Temuan 10 bundel uang kertas pecahan Rp 100.000 yang bernilai total
Rp 100 juta tidak mampu menggoda Agus Chaerudin (35) untuk silap dan
mengambil apa yang bukan menjadi haknya. Uang sebanyak itu langsung
dia kembalikan tanpa sedikit pun dikorupsi.
Agus bukanlah
pegawai tingkat atas. Ia pegawai rendah Bank Syariah Mandiri (BSM)

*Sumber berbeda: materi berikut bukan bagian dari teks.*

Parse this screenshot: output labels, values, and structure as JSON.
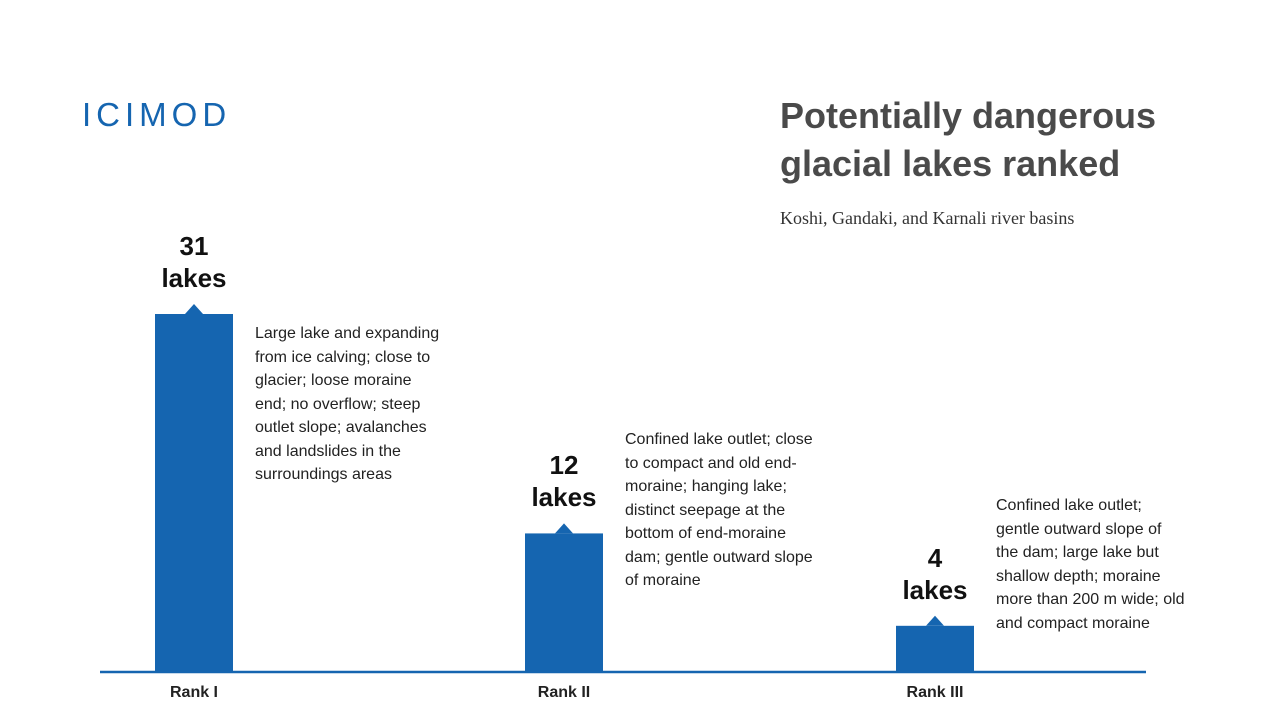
{
  "logo": "ICIMOD",
  "chart_data": {
    "type": "bar",
    "title": "Potentially dangerous glacial lakes ranked",
    "subtitle": "Koshi, Gandaki, and Karnali river basins",
    "categories": [
      "Rank I",
      "Rank II",
      "Rank III"
    ],
    "values": [
      31,
      12,
      4
    ],
    "value_labels": [
      "31 lakes",
      "12 lakes",
      "4 lakes"
    ],
    "color": "#1565b0",
    "annotations": [
      "Large lake and expanding from ice calving; close to glacier; loose moraine end; no overflow; steep outlet slope; avalanches and landslides in the surroundings areas",
      "Confined lake outlet; close to compact and old end-moraine; hanging lake; distinct seepage at the bottom of end-moraine dam; gentle outward slope of moraine",
      "Confined lake outlet; gentle outward slope of the dam; large lake but shallow depth; moraine more than 200 m wide; old and compact moraine"
    ]
  }
}
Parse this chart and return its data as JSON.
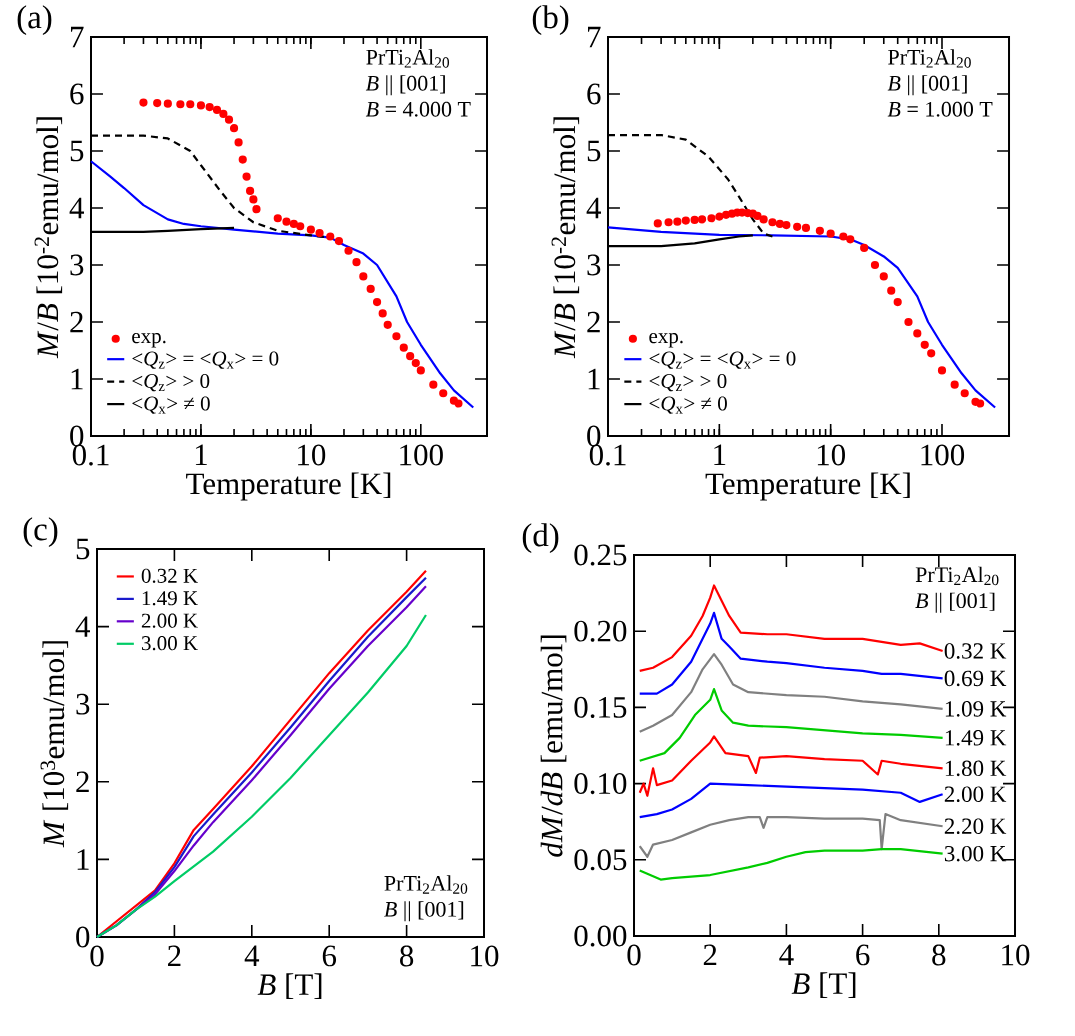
{
  "chart_data": [
    {
      "type": "line",
      "xlabel": "Temperature [K]",
      "ylabel": "*M*/*B* [10$^{-2}$emu/mol]",
      "log": "x",
      "xlim": [
        0.1,
        400
      ],
      "ylim": [
        0,
        7
      ],
      "xticks": [
        0.1,
        1,
        10,
        100
      ],
      "yticks": [
        0,
        1,
        2,
        3,
        4,
        5,
        6,
        7
      ],
      "legend": "bottom left",
      "annotations": [
        "(a)",
        "PrTi$_{2}$Al$_{20}$",
        "*B* || [001]",
        "*B* = 4.000 T"
      ],
      "series": [
        {
          "name": "exp.",
          "type": "scatter",
          "color": "#ff0000",
          "x": [
            0.3,
            0.4,
            0.5,
            0.65,
            0.8,
            1.0,
            1.2,
            1.4,
            1.6,
            1.8,
            2.0,
            2.2,
            2.4,
            2.6,
            2.8,
            3.0,
            3.2,
            5,
            6,
            7,
            8,
            10,
            12,
            15,
            18,
            22,
            26,
            30,
            35,
            40,
            45,
            50,
            60,
            70,
            80,
            90,
            100,
            130,
            160,
            200,
            220
          ],
          "values": [
            5.85,
            5.84,
            5.83,
            5.82,
            5.82,
            5.8,
            5.77,
            5.72,
            5.65,
            5.55,
            5.4,
            5.15,
            4.85,
            4.55,
            4.3,
            4.15,
            3.98,
            3.82,
            3.76,
            3.72,
            3.68,
            3.62,
            3.56,
            3.5,
            3.42,
            3.25,
            3.05,
            2.8,
            2.58,
            2.35,
            2.15,
            1.95,
            1.75,
            1.55,
            1.4,
            1.28,
            1.15,
            0.9,
            0.75,
            0.62,
            0.57
          ]
        },
        {
          "name": "<*Q*$_{z}$> = <*Q*$_{x}$> = 0",
          "color": "#0000ff",
          "x": [
            0.1,
            0.15,
            0.2,
            0.3,
            0.5,
            0.7,
            1,
            2,
            5,
            10,
            15,
            20,
            30,
            40,
            60,
            75,
            100,
            150,
            200,
            300
          ],
          "values": [
            4.82,
            4.55,
            4.35,
            4.05,
            3.8,
            3.72,
            3.68,
            3.62,
            3.55,
            3.52,
            3.48,
            3.35,
            3.2,
            3.0,
            2.45,
            2.0,
            1.6,
            1.1,
            0.8,
            0.5
          ]
        },
        {
          "name": "<*Q*$_{z}$> > 0",
          "line_style": "dashed",
          "color": "#000000",
          "x": [
            0.1,
            0.3,
            0.5,
            0.8,
            1.0,
            1.5,
            2,
            3,
            5,
            10,
            15
          ],
          "values": [
            5.27,
            5.27,
            5.22,
            5.0,
            4.75,
            4.3,
            4.0,
            3.75,
            3.6,
            3.52,
            3.48
          ]
        },
        {
          "name": "<*Q*$_{x}$> ≠ 0",
          "color": "#000000",
          "x": [
            0.1,
            0.3,
            0.5,
            1,
            2
          ],
          "values": [
            3.58,
            3.58,
            3.6,
            3.63,
            3.65
          ]
        }
      ]
    },
    {
      "type": "line",
      "xlabel": "Temperature [K]",
      "ylabel": "*M*/*B* [10$^{-2}$emu/mol]",
      "log": "x",
      "xlim": [
        0.1,
        400
      ],
      "ylim": [
        0,
        7
      ],
      "xticks": [
        0.1,
        1,
        10,
        100
      ],
      "yticks": [
        0,
        1,
        2,
        3,
        4,
        5,
        6,
        7
      ],
      "legend": "bottom left",
      "annotations": [
        "(b)",
        "PrTi$_{2}$Al$_{20}$",
        "*B* || [001]",
        "*B* = 1.000 T"
      ],
      "series": [
        {
          "name": "exp.",
          "type": "scatter",
          "color": "#ff0000",
          "x": [
            0.28,
            0.35,
            0.42,
            0.5,
            0.6,
            0.7,
            0.85,
            1.0,
            1.15,
            1.3,
            1.45,
            1.6,
            1.8,
            2.0,
            2.2,
            2.5,
            3,
            3.5,
            4,
            5,
            6,
            8,
            10,
            13,
            15,
            20,
            25,
            30,
            35,
            40,
            50,
            60,
            70,
            80,
            100,
            130,
            160,
            200,
            220
          ],
          "values": [
            3.73,
            3.75,
            3.76,
            3.78,
            3.79,
            3.8,
            3.82,
            3.85,
            3.88,
            3.9,
            3.92,
            3.92,
            3.91,
            3.9,
            3.86,
            3.8,
            3.75,
            3.72,
            3.7,
            3.67,
            3.65,
            3.6,
            3.55,
            3.5,
            3.45,
            3.3,
            3.0,
            2.8,
            2.55,
            2.35,
            2.0,
            1.8,
            1.6,
            1.45,
            1.15,
            0.9,
            0.75,
            0.6,
            0.57
          ]
        },
        {
          "name": "<*Q*$_{z}$> = <*Q*$_{x}$> = 0",
          "color": "#0000ff",
          "x": [
            0.1,
            0.3,
            1,
            3,
            10,
            15,
            20,
            30,
            40,
            60,
            75,
            100,
            150,
            200,
            300
          ],
          "values": [
            3.66,
            3.58,
            3.53,
            3.52,
            3.5,
            3.45,
            3.35,
            3.15,
            2.95,
            2.45,
            2.0,
            1.6,
            1.1,
            0.8,
            0.5
          ]
        },
        {
          "name": "<*Q*$_{z}$> > 0",
          "line_style": "dashed",
          "color": "#000000",
          "x": [
            0.1,
            0.3,
            0.5,
            0.8,
            1.2,
            1.5,
            2,
            2.5,
            3
          ],
          "values": [
            5.28,
            5.28,
            5.2,
            4.9,
            4.5,
            4.2,
            3.8,
            3.55,
            3.5
          ]
        },
        {
          "name": "<*Q*$_{x}$> ≠ 0",
          "color": "#000000",
          "x": [
            0.1,
            0.3,
            0.6,
            1,
            1.5,
            2
          ],
          "values": [
            3.33,
            3.33,
            3.38,
            3.45,
            3.5,
            3.52
          ]
        }
      ]
    },
    {
      "type": "line",
      "xlabel": "*B* [T]",
      "ylabel": "*M* [10$^{3}$emu/mol]",
      "xlim": [
        0,
        10
      ],
      "ylim": [
        0,
        5
      ],
      "xticks": [
        0,
        2,
        4,
        6,
        8,
        10
      ],
      "yticks": [
        0,
        1,
        2,
        3,
        4,
        5
      ],
      "legend": "top left",
      "annotations": [
        "(c)",
        "PrTi$_{2}$Al$_{20}$",
        "*B* || [001]"
      ],
      "series": [
        {
          "name": "0.32 K",
          "color": "#ff0000",
          "x": [
            0,
            0.5,
            1,
            1.5,
            2,
            2.5,
            3,
            4,
            5,
            6,
            7,
            8,
            8.5
          ],
          "values": [
            0,
            null,
            null,
            0.6,
            0.95,
            1.38,
            1.65,
            2.2,
            2.8,
            3.4,
            3.95,
            4.45,
            4.72
          ]
        },
        {
          "name": "1.49 K",
          "color": "#1a1acc",
          "x": [
            0,
            0.5,
            1,
            1.5,
            2,
            2.5,
            3,
            4,
            5,
            6,
            7,
            8,
            8.5
          ],
          "values": [
            0,
            0.15,
            0.35,
            0.58,
            0.9,
            1.3,
            1.58,
            2.12,
            2.7,
            3.3,
            3.87,
            4.38,
            4.63
          ]
        },
        {
          "name": "2.00 K",
          "color": "#6600cc",
          "x": [
            0,
            0.5,
            1,
            1.5,
            2,
            2.5,
            3,
            4,
            5,
            6,
            7,
            8,
            8.5
          ],
          "values": [
            0,
            0.15,
            0.35,
            0.55,
            0.85,
            1.18,
            1.48,
            2.02,
            2.6,
            3.2,
            3.75,
            4.25,
            4.52
          ]
        },
        {
          "name": "3.00 K",
          "color": "#00cc66",
          "x": [
            0,
            0.5,
            1,
            1.5,
            2,
            3,
            4,
            5,
            6,
            7,
            8,
            8.5
          ],
          "values": [
            0,
            0.15,
            0.35,
            0.52,
            0.72,
            1.1,
            1.55,
            2.05,
            2.6,
            3.15,
            3.75,
            4.15
          ]
        }
      ]
    },
    {
      "type": "line",
      "xlabel": "*B* [T]",
      "ylabel": "*dM*/*dB* [emu/mol]",
      "xlim": [
        0,
        10
      ],
      "ylim": [
        0,
        0.25
      ],
      "xticks": [
        0,
        2,
        4,
        6,
        8,
        10
      ],
      "yticks": [
        {
          "value": 0,
          "label": "0.00"
        },
        {
          "value": 0.05,
          "label": "0.05"
        },
        {
          "value": 0.1,
          "label": "0.10"
        },
        {
          "value": 0.15,
          "label": "0.15"
        },
        {
          "value": 0.2,
          "label": "0.20"
        },
        {
          "value": 0.25,
          "label": "0.25"
        }
      ],
      "annotations": [
        "(d)",
        "PrTi$_{2}$Al$_{20}$",
        "*B* || [001]"
      ],
      "series": [
        {
          "name": "0.32 K",
          "color": "#ff0000",
          "x": [
            0.15,
            0.5,
            1,
            1.5,
            1.8,
            2.0,
            2.1,
            2.3,
            2.5,
            2.8,
            3.5,
            4,
            5,
            6,
            7,
            7.5,
            8.1
          ],
          "values": [
            0.174,
            0.176,
            0.183,
            0.197,
            0.21,
            0.222,
            0.23,
            0.22,
            0.21,
            0.199,
            0.198,
            0.198,
            0.195,
            0.195,
            0.191,
            0.192,
            0.187
          ]
        },
        {
          "name": "0.69 K",
          "color": "#0000ff",
          "x": [
            0.15,
            0.6,
            1,
            1.5,
            1.8,
            2.0,
            2.1,
            2.3,
            2.5,
            2.8,
            3.5,
            4,
            5,
            6,
            6.5,
            7,
            8.1
          ],
          "values": [
            0.159,
            0.159,
            0.165,
            0.18,
            0.195,
            0.205,
            0.212,
            0.195,
            0.19,
            0.182,
            0.18,
            0.179,
            0.176,
            0.174,
            0.172,
            0.172,
            0.169
          ]
        },
        {
          "name": "1.09 K",
          "color": "#808080",
          "x": [
            0.15,
            0.5,
            1,
            1.5,
            1.8,
            2.1,
            2.3,
            2.6,
            3,
            4,
            5,
            6,
            7,
            8.1
          ],
          "values": [
            0.134,
            0.138,
            0.145,
            0.16,
            0.175,
            0.185,
            0.178,
            0.165,
            0.16,
            0.158,
            0.157,
            0.154,
            0.152,
            0.149
          ]
        },
        {
          "name": "1.49 K",
          "color": "#00cc00",
          "x": [
            0.15,
            0.8,
            1.2,
            1.6,
            2.0,
            2.1,
            2.3,
            2.6,
            3,
            4,
            5,
            6,
            7,
            8.1
          ],
          "values": [
            0.115,
            0.12,
            0.13,
            0.145,
            0.155,
            0.162,
            0.148,
            0.14,
            0.138,
            0.137,
            0.135,
            0.133,
            0.132,
            0.13
          ]
        },
        {
          "name": "1.80 K",
          "color": "#ff0000",
          "x": [
            0.15,
            0.25,
            0.35,
            0.5,
            0.6,
            1,
            1.5,
            2.0,
            2.1,
            2.4,
            3,
            3.2,
            3.3,
            4,
            5,
            6,
            6.4,
            6.5,
            7,
            8.1
          ],
          "values": [
            0.094,
            0.1,
            0.092,
            0.11,
            0.099,
            0.102,
            0.115,
            0.127,
            0.131,
            0.12,
            0.118,
            0.107,
            0.117,
            0.118,
            0.116,
            0.115,
            0.106,
            0.115,
            0.113,
            0.11
          ]
        },
        {
          "name": "2.00 K",
          "color": "#0000ff",
          "x": [
            0.15,
            0.6,
            1,
            1.5,
            2,
            3,
            4,
            5,
            6,
            7,
            7.5,
            8.1
          ],
          "values": [
            0.078,
            0.08,
            0.083,
            0.09,
            0.1,
            0.099,
            0.098,
            0.097,
            0.096,
            0.094,
            0.088,
            0.093
          ]
        },
        {
          "name": "2.20 K",
          "color": "#808080",
          "x": [
            0.15,
            0.35,
            0.5,
            1,
            1.5,
            2,
            2.5,
            3,
            3.3,
            3.4,
            3.5,
            4,
            5,
            6,
            6.45,
            6.5,
            6.6,
            7,
            8.1
          ],
          "values": [
            0.059,
            0.052,
            0.06,
            0.063,
            0.068,
            0.073,
            0.076,
            0.078,
            0.078,
            0.071,
            0.078,
            0.078,
            0.077,
            0.077,
            0.076,
            0.057,
            0.08,
            0.076,
            0.072
          ]
        },
        {
          "name": "3.00 K",
          "color": "#00cc00",
          "x": [
            0.15,
            0.7,
            1,
            2,
            3,
            3.5,
            4,
            4.5,
            5,
            6,
            6.5,
            7,
            8.1
          ],
          "values": [
            0.043,
            0.037,
            0.038,
            0.04,
            0.045,
            0.048,
            0.052,
            0.055,
            0.056,
            0.056,
            0.057,
            0.057,
            0.054
          ]
        }
      ]
    }
  ]
}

Kantor Cabang Pembantu (KCP) Kalimalang, Plaza Duta Permai,
Jakasampurna, Bekasi Selatan, Kota Bekasi, Jawa Barat. Namun, ia
memberikan keteladanan yang luar biasa di tengah maraknya korupsi yang
dilakukan pejabat negara.
Karena dianggap bertindak terpuji, Agus
pun dianugerahi piagam penghargaan dari BSM Cabang Bekasi saat acara
kumpul bersama di area wisata di Ciloto, Cianjur, Jawa Barat, pada
2012. Selain sertifikat, Agus juga dihadiahi uang Rp 1,75 juta dari
pimpinan BSM se-Bekasi Raya.
Tindakan Agus juga mendapat
apresiasi dari BSM Pusat. Dalam Gathering Ke-13 BSM di Dunia Fantasi,
Taman Impian Jaya Ancol, Jakarta Utara, Minggu (16/12/2012), Agus
dianugerahi piagam penghargaan.
”Alhamdulillah, saya tidak
mengambilnya karena tidak barokah. Itu bukan rezeki halal kalau saya
ambil,” kata Agus kepada Kompas, dengan suara bergetar, mata berlinang,
tetapi terpancar aura kebahagiaan.
Agus merasa cukup bahagia
bekerja sebagai pegawai rendah dalam manajemen Koperasi Karyawan BSM
dengan penempatan di KCP Kalimalang.
"Tidak apa-apa saya jadi pesuruh, yang penting hasilnya halal,” katanya.
Penghasilannya
sekitar Rp 2,9 per bulan ia syukuri karena bisa menghidupi istri,
Elis Nurjamilah (34), dan ketiga anaknya, Hilman Faturrahman (13), Gina
Fatimah Zahroh (8), dan Syifa Robiatul Adawiyah (3). Agus dan Elis
menikah pada 1999.
Memungut sampah
Kejadian
berawal saat Agus hendak memunguti sampah. Saat itu bulan puasa,
tepatnya 4 Agustus 2011 pukul 17.30. Pegawai BSM KCP Kalimalang sudah
pulang, kecuali Agus dan seorang petugas satpam.
Ia menemukan 10
bundel uang berada di lantai, menumpuk di belakang tempat sampah bagian
teller. Uang itu tidak terbungkus apa pun.
Tanpa banyak pikir,
Agus langsung berteriak memanggil petugas satpam dan menyerahkan
seluruh uang yang ditemukannya itu. Agus dan petugas satpam lalu
menghubungi staf dan pimpinan KCP yang lantas tergopoh-gopoh datang.
Uang
temuan Agus itu dihitung ulang, dan tepat Rp 100 juta, pembukuan dicek
ulang dan ternyata ada kekeliruan. Uang itu bukan milik nasabah,
melainkan milik BSM yang tergeletak karena keteledoran bagian teller
dan untungnya diselamatkan oleh Agus.
Sebelum mengabdi di BSM,
Agus bekerja sebagai pegawai rendah berstatus alih daya pada Usaha
Gedung Bank Dagang Negara di Jalan MH Thamrin, Jakarta Pusat.
Dia
mulai bekerja setelah menamatkan pendidikan di SMEA Pusaka Nusantara 1
Jakarta Timur atas bantuan ayahanda yang juga pegawai rendah di Usaha
Gedung Bank Dagang Negara.
Sebelum bekerja di kantor, Agus
mengaku pernah menjadi tenaga pencuci piring dan penjual nasi goreng.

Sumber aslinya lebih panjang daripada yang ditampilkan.